A targeted hit, like the one that police say ended Kerry Beatty's 
life, may be the ultimate backhanded compliment -- and less 
extraordinary than you expect.

"We're not naive. ... Most of the narcotic cartels take refuge in 
communities like Farmington Hills," Police Chief William Dwyer said 
Sunday. "They have families themselves. They have kids. They want 
them to go to the schools. Even though they're dirty themselves, they 
want their kids safe in their safe communities."

Police did not disclose details of Beatty's personal life, but Dwyer 
said the Southfield resident was shot three times and killed about 9 
p.m. Friday while visiting the Village Green, an apartment complex at 
Haggerty and 14 Mile.

Police said Beatty ran from two shooters who had ambushed him and 
that he was hit at close range by a third when he was on the ground.

A search of the apartment Beatty was visiting yielded $100,000 in 
cash and drug-related materials.

Investigators also recovered a .45-caliber gun and a 9mm gun from the 
crime scene.

"This was not a random-type robbery or murder," Dwyer said. "This was 
a well-planned, executed hit."

Farmington Hills police are offering a $5,000 reward for information 
leading to the arrest of Beatty's killers.

Tipsters, who can remain anonymous, may call 248-871-2610 anytime.

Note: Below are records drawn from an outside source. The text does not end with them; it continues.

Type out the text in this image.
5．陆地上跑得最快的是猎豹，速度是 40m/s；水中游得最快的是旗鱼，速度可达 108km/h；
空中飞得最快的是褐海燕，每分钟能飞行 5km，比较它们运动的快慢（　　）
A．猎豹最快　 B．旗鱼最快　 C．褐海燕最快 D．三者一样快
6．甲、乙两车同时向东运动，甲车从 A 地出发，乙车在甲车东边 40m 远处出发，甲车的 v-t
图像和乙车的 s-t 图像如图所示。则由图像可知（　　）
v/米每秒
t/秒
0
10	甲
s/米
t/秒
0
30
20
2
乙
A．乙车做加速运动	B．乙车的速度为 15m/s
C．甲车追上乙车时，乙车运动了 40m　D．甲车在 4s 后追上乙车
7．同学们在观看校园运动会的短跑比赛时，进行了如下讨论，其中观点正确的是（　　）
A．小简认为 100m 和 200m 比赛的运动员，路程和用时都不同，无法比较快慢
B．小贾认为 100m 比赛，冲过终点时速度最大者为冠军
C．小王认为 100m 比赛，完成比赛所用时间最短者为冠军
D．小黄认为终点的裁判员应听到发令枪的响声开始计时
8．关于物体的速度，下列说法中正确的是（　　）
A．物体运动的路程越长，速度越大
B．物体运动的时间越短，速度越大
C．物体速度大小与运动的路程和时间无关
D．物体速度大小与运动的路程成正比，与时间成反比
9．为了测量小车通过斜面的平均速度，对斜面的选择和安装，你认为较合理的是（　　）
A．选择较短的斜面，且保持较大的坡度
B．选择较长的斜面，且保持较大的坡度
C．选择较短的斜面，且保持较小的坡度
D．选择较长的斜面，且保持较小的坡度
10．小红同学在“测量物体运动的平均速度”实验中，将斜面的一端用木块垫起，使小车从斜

Eighteen months earlier, another gruesome slaying rocked Farmington 
Hills. A 21-year-old resident, Armond Hickmon, was shot at least 11 
times in the face, head and chest as he left his apartment in the 
Independence Green complex at Grand River and Halsted around 7 a.m. 
on June 22, 2004.

A trio of hitmen had mistaken the victim for his brother, 31-year-old 
Antoine Hickmon, who testified before a federal grand jury in a major 
marijuana case the previous October.

"That is the reality. If you have a criminal organization that 
generates a lot of income, the heads of those organizations are going 
to live in nice neighborhoods, places they believe they'll be safe," 
said Wayne State University law professor Peter Henning.

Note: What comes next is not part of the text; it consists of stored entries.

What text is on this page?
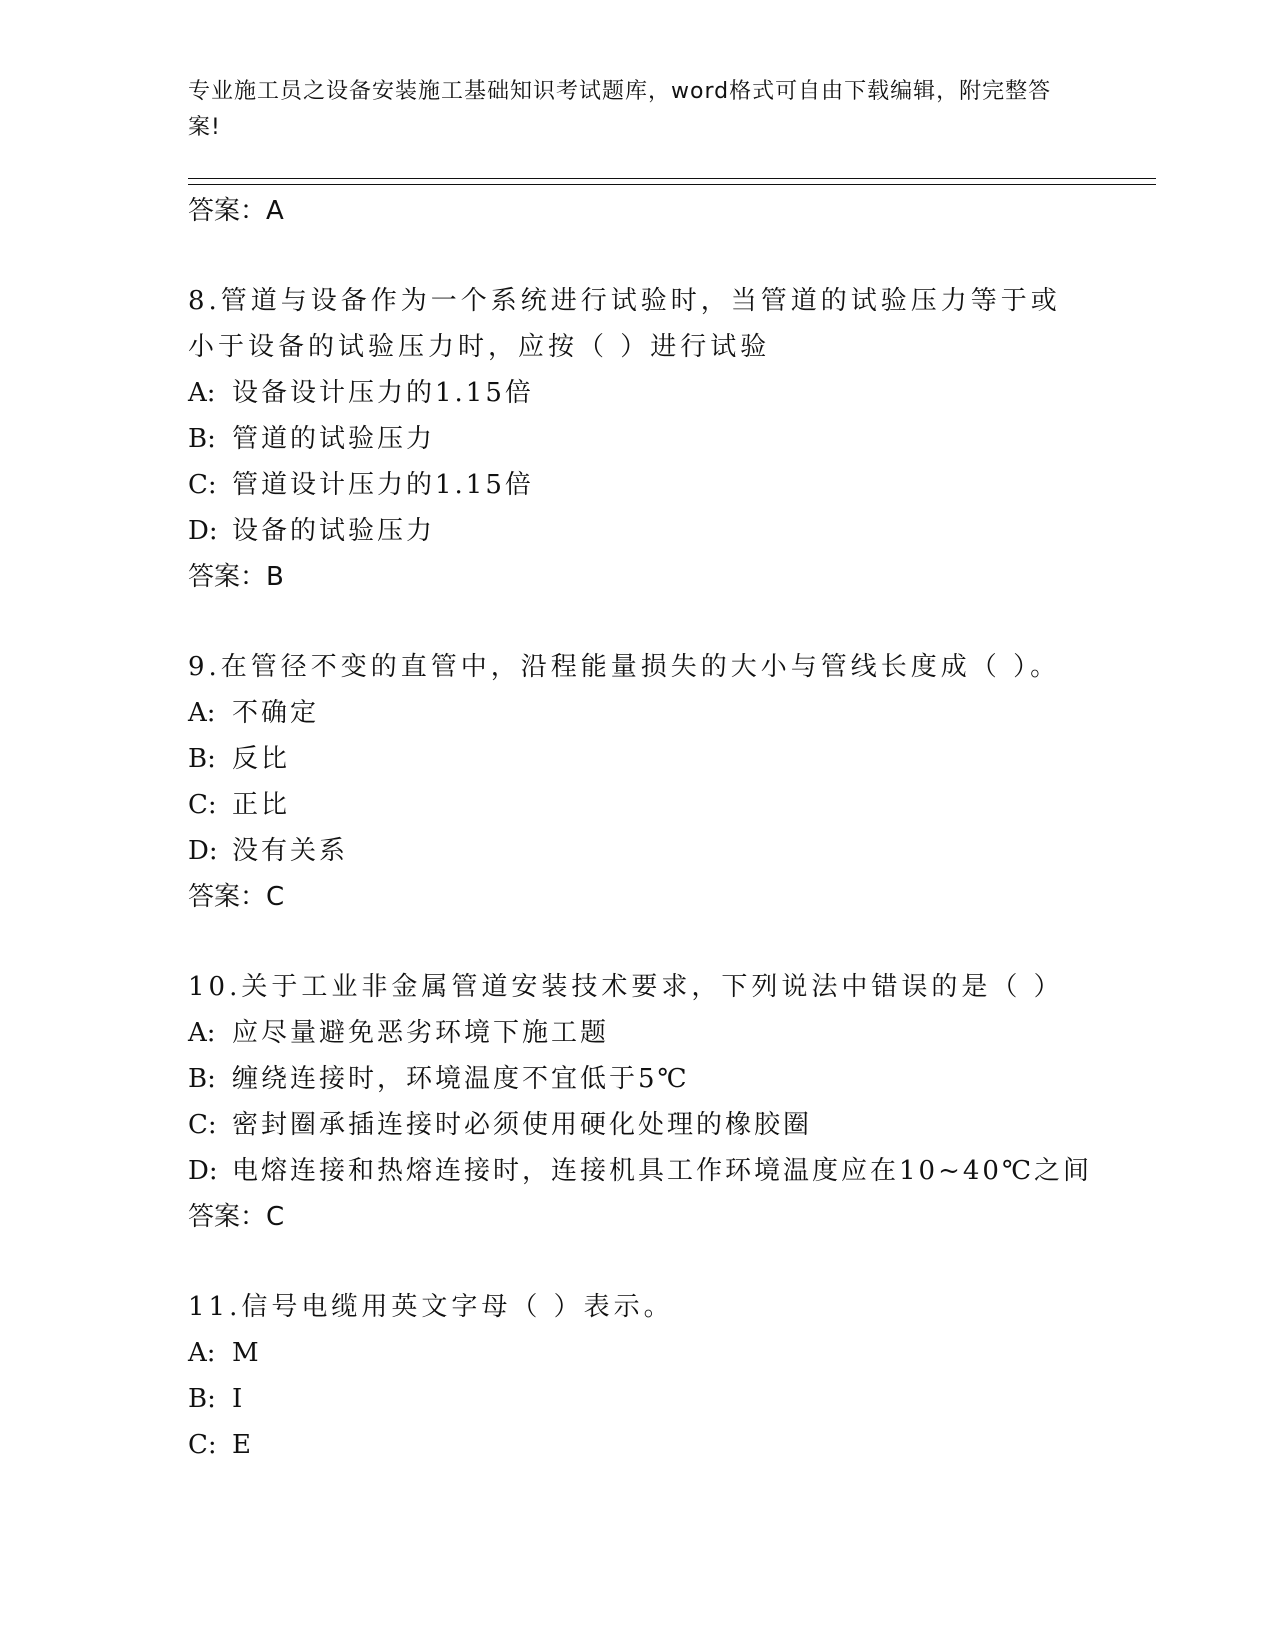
专业施工员之设备安装施工基础知识考试题库，word格式可自由下载编辑，附完整答案!

答案：A

8.管道与设备作为一个系统进行试验时，当管道的试验压力等于或小于设备的试验压力时，应按（ ）进行试验

A: 设备设计压力的1.15倍

B: 管道的试验压力

C: 管道设计压力的1.15倍

D: 设备的试验压力

答案：B

9.在管径不变的直管中，沿程能量损失的大小与管线长度成（ ）。

A: 不确定

B: 反比

C: 正比

D: 没有关系

答案：C

10.关于工业非金属管道安装技术要求，下列说法中错误的是（ ）

A: 应尽量避免恶劣环境下施工题

B: 缠绕连接时，环境温度不宜低于5℃

C: 密封圈承插连接时必须使用硬化处理的橡胶圈

D: 电熔连接和热熔连接时，连接机具工作环境温度应在10~40℃之间

答案：C

11.信号电缆用英文字母（ ）表示。

A: M

B: I

C: E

"This type of killing is not generally a threat to the public, at 
least not at this point," Henning said. "It's not something you need 
to fear. The only concern is if it's a precursor to some kind of gang 
warfare. Then, you'd be concerned about third parties getting into 
the line of fire."

Dwyer could not rule out the possibility, though, when he spoke of 
Friday's shooting.

"This happens periodically where there are drug wars," he said. "It 
could be leading into something of one organization fighting another 
organization for control of turf areas. ...

"There's so much money to be made in the drug field that it's very 
common for these drug wars to appear."